London. 31 Partien in Folge ist Italien nun ungeschlagen. Der 2:1-Sieg im EM-Achtelfinale gegen Österreich war allerdings ein Kraftakt.

Das Spiel stand auf der Kippe nach etwas mehr als einer Stunde, und es sollte tatsächlich kippen – in Richtung der hoch favorisierten Italiener und zu Ungunsten des wackeren Österreichs. In der 65. Minute dachten die Österreicher, dass ihnen die Führung gelungen sei im EM-Achtelfinale im Wembley-Stadion in London.

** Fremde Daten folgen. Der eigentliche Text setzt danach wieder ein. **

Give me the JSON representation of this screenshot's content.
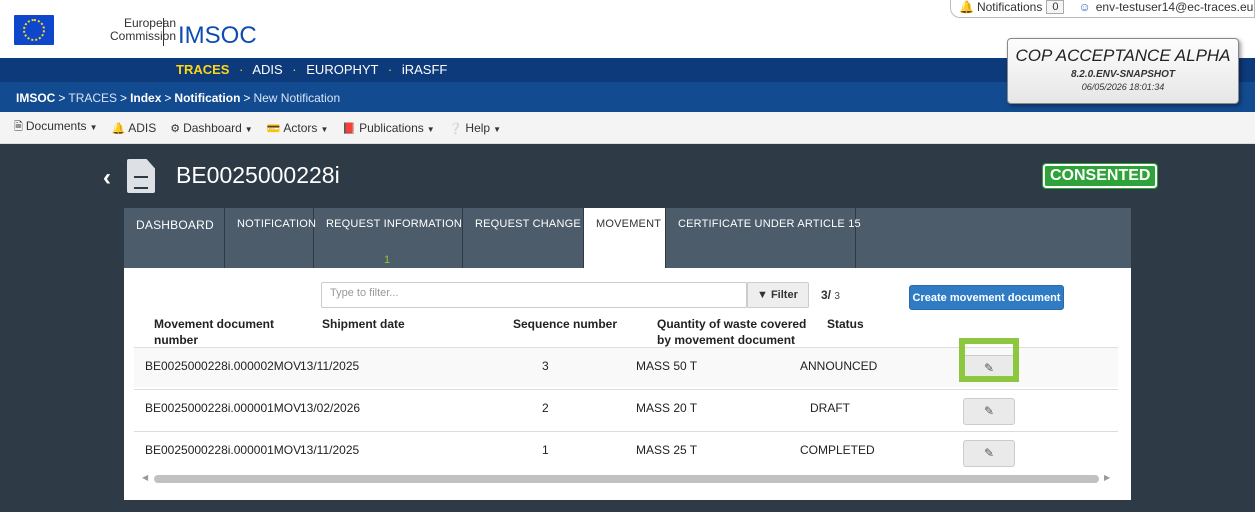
{
  "header": {
    "ec_name_line1": "European",
    "ec_name_line2": "Commission",
    "app_title": "IMSOC",
    "notifications_label": "Notifications",
    "notifications_count": "0",
    "user": "env-testuser14@ec-traces.eu"
  },
  "apps_nav": {
    "active": "TRACES",
    "items": [
      "ADIS",
      "EUROPHYT",
      "iRASFF"
    ]
  },
  "breadcrumb": {
    "items": [
      "IMSOC",
      "TRACES",
      "Index",
      "Notification",
      "New Notification"
    ]
  },
  "environment": {
    "title": "COP ACCEPTANCE ALPHA",
    "version": "8.2.0.ENV-SNAPSHOT",
    "datetime": "06/05/2026 18:01:34"
  },
  "menu": {
    "documents": "Documents",
    "adis": "ADIS",
    "dashboard": "Dashboard",
    "actors": "Actors",
    "publications": "Publications",
    "help": "Help"
  },
  "notification": {
    "id": "BE0025000228i",
    "status": "CONSENTED"
  },
  "tabs": {
    "dashboard": "Dashboard",
    "notification": "Notification",
    "request_information": "Request information",
    "request_information_count": "1",
    "request_change": "Request change",
    "movement": "Movement",
    "certificate": "Certificate under Article 15"
  },
  "movement": {
    "filter_placeholder": "Type to filter...",
    "filter_button": "Filter",
    "count_shown": "3/",
    "count_total": "3",
    "create_button": "Create movement document",
    "columns": {
      "doc_number": "Movement document number",
      "shipment_date": "Shipment date",
      "sequence": "Sequence number",
      "quantity": "Quantity of waste covered by movement document",
      "status": "Status"
    },
    "rows": [
      {
        "doc_number": "BE0025000228i.000002MOV",
        "shipment_date": "13/11/2025",
        "sequence": "3",
        "quantity": "MASS 50 T",
        "status": "ANNOUNCED"
      },
      {
        "doc_number": "BE0025000228i.000001MOV",
        "shipment_date": "13/02/2026",
        "sequence": "2",
        "quantity": "MASS 20 T",
        "status": "DRAFT"
      },
      {
        "doc_number": "BE0025000228i.000001MOV",
        "shipment_date": "13/11/2025",
        "sequence": "1",
        "quantity": "MASS 25 T",
        "status": "COMPLETED"
      }
    ]
  },
  "colors": {
    "nav_dark": "#0d3a7a",
    "nav_mid": "#134b91",
    "accent_yellow": "#ffd617",
    "consented_green": "#2fa33a",
    "highlight_green": "#8dc63f",
    "primary_button": "#2f7bc4"
  },
  "icons": {
    "bell": "bell-icon",
    "user": "user-icon",
    "back": "chevron-left-icon",
    "document": "document-icon",
    "filter": "filter-icon",
    "edit": "edit-icon"
  }
}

Marko Arnautović hatte den Ball nach Vorlage von David Alaba aus spitzem Winkel über Italiens Torwart Gianluigi Donnarumma ins Netz geköpft. Mit provozierenden Gesten in Richtung der italienischen Fans feierte der einstige Profi des SV Werder, seit 2019 in Shanghai aktiv, seinen Treffer. Doch das Tor zählte nicht. Nach minutenlanger Konsultation entschied der Videoschiedsrichter auf Abseits. Österreichs großer Moment war verstrichen.

Trainer Roberto Mancini brachte Matteo Pessina ins Spiel

Italiens Trainer Roberto Mancini baute seine Mannschaft kurz danach um, und zwar entscheidend. Er wechselte doppelt, unter anderem kam Matteo Pessina. Und es war der Mittelfeldspieler von Atalanta, bekannt für seine Liebe zu Kunst und Kultur, der entscheidend dazu beitrug, dass Italien seiner Favoritenrolle spät aber gerade noch rechtzeitig gerecht wurde und sich durch den 2:1-Sieg nach Verlängerung für das Viertelfinale am Freitag in München qualifizierte.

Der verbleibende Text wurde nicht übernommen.